Women are impossible. I think that’s good, because then there’s always something to learn, and a challenge to overcome (plus all the free gray hair I can handle since my early 20s). Thus, it makes sense matchmakers be mothers and Jewish – equal parts impossible and adept at winning every argument.
Bonus reading: Definition of “Optimistic.”
In February, I remember watching a sunrise (alone) on my favorite rock near the peak of South Fortuna and thinking, “Women are going to be different in Israel. They have to be. Maybe one will even like me.” I had just confirmed my participation with a five-month volunteer program in the Western Galilee, so I needed to think there was something less ambiguous than “volunteering” to look forward to. My mom had already warned me that I’m not allowed to get married and stay here, but I was looking forward to going on a date or two, because I didn’t do much of that last year.
I’m going to have some different thoughts next time I’m sitting on that rock.
At the time though, it made sense to me. Jews embody a culture where every mother fancies herself a matchmaker.

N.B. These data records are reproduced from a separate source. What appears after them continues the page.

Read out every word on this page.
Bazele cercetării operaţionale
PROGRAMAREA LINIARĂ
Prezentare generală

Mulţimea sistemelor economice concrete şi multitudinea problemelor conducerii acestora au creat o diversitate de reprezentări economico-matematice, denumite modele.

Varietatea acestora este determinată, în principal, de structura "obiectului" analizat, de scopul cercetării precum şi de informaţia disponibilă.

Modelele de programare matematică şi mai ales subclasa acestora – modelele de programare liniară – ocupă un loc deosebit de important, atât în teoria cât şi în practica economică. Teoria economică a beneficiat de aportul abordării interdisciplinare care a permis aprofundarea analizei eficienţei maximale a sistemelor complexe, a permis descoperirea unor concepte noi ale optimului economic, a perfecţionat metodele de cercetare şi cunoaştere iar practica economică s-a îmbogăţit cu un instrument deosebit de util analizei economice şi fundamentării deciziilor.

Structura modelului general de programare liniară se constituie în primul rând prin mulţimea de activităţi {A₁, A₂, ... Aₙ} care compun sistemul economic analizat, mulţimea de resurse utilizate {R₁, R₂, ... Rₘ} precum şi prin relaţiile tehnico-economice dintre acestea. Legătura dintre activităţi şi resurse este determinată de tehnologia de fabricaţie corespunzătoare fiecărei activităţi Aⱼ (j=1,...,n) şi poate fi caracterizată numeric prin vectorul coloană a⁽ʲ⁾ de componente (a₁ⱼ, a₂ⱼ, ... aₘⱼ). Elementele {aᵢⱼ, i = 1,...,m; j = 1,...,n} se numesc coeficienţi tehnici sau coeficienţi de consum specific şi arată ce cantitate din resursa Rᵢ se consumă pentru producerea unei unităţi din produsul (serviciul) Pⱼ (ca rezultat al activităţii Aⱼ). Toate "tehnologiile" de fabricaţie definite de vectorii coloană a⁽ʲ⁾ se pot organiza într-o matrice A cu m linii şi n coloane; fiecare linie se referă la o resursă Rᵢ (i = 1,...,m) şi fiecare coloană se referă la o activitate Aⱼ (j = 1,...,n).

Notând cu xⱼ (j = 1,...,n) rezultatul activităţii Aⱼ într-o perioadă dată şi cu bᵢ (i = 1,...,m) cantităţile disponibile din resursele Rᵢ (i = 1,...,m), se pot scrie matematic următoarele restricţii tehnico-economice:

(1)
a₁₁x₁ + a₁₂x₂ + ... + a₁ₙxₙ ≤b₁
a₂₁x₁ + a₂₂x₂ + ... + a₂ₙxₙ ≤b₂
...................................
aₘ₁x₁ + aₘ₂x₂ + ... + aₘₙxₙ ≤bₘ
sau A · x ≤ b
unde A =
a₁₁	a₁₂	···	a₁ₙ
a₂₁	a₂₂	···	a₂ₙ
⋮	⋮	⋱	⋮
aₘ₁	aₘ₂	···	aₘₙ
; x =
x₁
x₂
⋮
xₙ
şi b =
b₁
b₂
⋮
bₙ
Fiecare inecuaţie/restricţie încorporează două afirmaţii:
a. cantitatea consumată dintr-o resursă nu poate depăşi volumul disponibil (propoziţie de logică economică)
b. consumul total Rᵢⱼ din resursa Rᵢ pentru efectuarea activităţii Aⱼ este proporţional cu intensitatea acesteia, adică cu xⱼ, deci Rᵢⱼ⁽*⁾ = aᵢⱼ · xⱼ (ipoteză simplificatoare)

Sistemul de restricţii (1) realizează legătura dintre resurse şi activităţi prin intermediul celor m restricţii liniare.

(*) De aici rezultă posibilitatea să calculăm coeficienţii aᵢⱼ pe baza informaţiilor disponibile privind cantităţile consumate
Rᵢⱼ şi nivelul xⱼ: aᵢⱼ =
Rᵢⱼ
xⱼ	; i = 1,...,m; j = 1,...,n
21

For these moms, people my age getting married means babies, a.k.a. more nice Jewish boys to force feed a third helping to during dinner, and (more importantly) set up with their friend’s granddaughter’s in-law’s then-unborn daughter. Realizing I might be surrounded by Jewish mothers for about five months, I prepared myself as well as I could: I closed my eyes and took a deep breath. There’s really no other way to cope with Jewish moms.
So that’s the stereotype. I was a little worried and a little hopeful (but mostly still confused) when I arrived here because of it.
I’ve lived in Northern Israel for about six months now and, against my perceived odds, have managed an increasingly sparse dating life compared to last year, though it’s recently become more fulfilling. Sure I’ve gone out a few times, returning home after sunrise once or thrice, but Skyping with someone back home has been the most meaningful, hopefully long-term, connection I’ve made in many years (I’ll know exactly when my mom reads this by the email asking about this sentence). These revelations lead me to wonder where the matchmaking Jewish mothers are hiding, or whether the stereotype holds up.
(This is where I would embed the ominous star wars storm troopers marching song, “Duh, dun, duh duh, dun, duh duh …” but copyright laws suck)
Assuming the JAM (Jewish Association of Mothers) doesn’t get wind of my blog and go hunting to the tune of Fiddler on the Roof’s ‘Matchmaker,’ I expect to go home single, but also hopeful for who I know will be there.
Maybe my rock on South Fortuna wasn’t such bad luck after all. Maybe this whole experience has been an elaborate hoax to lure me into a false sense of security so that JAM can make their move down the road, if they haven’t already. I now find myself looking over my shoulder. I don’t expect to ever understand women, so I suppose it’s only fair if I don’t understand matchmaking and and Jewish mothers as well.